Getting dentures means you can eat your favorite foods again. For patients who have gone weeks and months without being able to eat normally, this is a huge step. It’s going to take time, however, before you’re able to sink your false teeth into a juicy steak or eat complicated foods like corn on the cob. It will be necessary to learn some new habits in order to enjoy a full range of foods again.
Give Your Brain Time to Adjust to Dentures
You may discover, to your dismay, that food doesn’t have the same rich flavors that you remember, at least at first. Food may taste dull. Give it time. Your brain is adjusting to a slew of new signals from the nerves in your mouth and gums.
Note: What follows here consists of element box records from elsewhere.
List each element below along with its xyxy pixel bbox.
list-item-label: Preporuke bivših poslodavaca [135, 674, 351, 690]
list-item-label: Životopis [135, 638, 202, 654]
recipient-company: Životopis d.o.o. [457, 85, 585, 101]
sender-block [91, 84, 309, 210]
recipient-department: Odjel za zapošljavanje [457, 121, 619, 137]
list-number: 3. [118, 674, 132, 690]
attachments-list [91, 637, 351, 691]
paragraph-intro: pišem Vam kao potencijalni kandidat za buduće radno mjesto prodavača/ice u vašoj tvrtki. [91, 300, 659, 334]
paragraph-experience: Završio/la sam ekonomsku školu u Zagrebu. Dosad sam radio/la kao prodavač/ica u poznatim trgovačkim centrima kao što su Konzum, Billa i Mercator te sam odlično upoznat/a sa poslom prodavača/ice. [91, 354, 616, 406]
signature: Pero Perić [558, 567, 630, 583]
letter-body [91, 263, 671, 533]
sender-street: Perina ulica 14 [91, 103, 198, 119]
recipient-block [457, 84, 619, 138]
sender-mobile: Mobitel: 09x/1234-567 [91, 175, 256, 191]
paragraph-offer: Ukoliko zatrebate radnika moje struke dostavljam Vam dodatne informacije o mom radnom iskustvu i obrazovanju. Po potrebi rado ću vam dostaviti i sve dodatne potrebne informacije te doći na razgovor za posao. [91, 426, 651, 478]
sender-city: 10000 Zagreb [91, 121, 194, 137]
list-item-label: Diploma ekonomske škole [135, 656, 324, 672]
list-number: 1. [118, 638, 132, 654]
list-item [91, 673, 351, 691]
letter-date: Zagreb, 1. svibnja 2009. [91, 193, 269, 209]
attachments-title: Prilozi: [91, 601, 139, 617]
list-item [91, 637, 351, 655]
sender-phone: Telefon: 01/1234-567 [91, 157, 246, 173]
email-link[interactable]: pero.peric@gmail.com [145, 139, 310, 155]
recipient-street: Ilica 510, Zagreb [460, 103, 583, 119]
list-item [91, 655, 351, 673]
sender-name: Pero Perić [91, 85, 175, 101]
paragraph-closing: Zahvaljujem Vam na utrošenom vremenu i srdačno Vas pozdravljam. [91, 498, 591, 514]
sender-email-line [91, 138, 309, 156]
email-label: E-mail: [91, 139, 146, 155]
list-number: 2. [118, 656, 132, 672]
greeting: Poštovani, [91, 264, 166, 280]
Your mouth and brain are out of sync as your nervous system adjusts to the sensations and signals needed for you to use your new dentures. Once the brain adjusts to the new signals, your taste buds should get back to normal quickly.
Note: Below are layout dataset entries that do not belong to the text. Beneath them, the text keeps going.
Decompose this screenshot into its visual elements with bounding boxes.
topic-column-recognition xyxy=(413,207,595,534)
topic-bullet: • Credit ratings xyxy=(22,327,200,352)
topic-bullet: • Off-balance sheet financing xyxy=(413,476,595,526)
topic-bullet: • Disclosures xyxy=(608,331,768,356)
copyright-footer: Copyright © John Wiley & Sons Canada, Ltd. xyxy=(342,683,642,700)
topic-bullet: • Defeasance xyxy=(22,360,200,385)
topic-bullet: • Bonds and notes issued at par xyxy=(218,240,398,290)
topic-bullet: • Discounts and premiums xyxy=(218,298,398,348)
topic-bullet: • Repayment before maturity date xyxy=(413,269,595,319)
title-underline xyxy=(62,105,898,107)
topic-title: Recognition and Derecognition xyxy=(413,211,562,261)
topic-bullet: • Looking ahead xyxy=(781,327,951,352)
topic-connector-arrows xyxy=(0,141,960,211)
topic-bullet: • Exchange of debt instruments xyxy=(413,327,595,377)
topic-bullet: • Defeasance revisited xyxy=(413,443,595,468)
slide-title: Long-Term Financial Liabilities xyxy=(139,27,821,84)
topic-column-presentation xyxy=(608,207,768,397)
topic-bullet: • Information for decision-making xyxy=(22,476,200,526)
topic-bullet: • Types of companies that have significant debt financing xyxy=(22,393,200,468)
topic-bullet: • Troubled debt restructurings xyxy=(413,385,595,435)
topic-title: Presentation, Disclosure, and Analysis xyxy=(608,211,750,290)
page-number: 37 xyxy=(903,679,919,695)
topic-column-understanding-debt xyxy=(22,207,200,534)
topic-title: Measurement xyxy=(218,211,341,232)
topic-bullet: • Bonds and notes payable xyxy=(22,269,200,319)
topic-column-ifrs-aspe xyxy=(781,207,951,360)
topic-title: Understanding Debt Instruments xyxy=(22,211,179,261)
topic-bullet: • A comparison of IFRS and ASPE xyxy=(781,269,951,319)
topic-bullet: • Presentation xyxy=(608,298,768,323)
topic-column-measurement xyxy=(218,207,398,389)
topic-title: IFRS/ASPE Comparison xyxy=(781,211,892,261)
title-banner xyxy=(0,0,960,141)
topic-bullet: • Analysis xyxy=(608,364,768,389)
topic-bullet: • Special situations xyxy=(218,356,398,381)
Since your mouth is still adjusting, and depending upon the placement of plates holding the teeth, you may have a difficult time sensing temperatures. You’ll need to exercise caution when eating foods until you adjust to the sensations and learn to discern temperature. Stay away from very-hot foods to avoid the possibility of burning your mouth.
When you begin learning to eat with dentures, start with softer food. Eggs, fish, chopped meats, cooked vegetables, pastas, soft fruits, and puddings are good examples. As you get used to the feeling of your dentures, try harder foods. Cut tougher foods, like bagels and tougher meats, into small chunks. Be sure to chew on both sides of your mouth, in order to equalize the pressure on your dentures. Denture adhesives may help improve the seal that keeps your dentures in place, and prevent seeds and other small kernels of food from getting underneath. Brush and clean them diligently when you’re not wearing them, to keep your mouth fresh and to avoid irritation.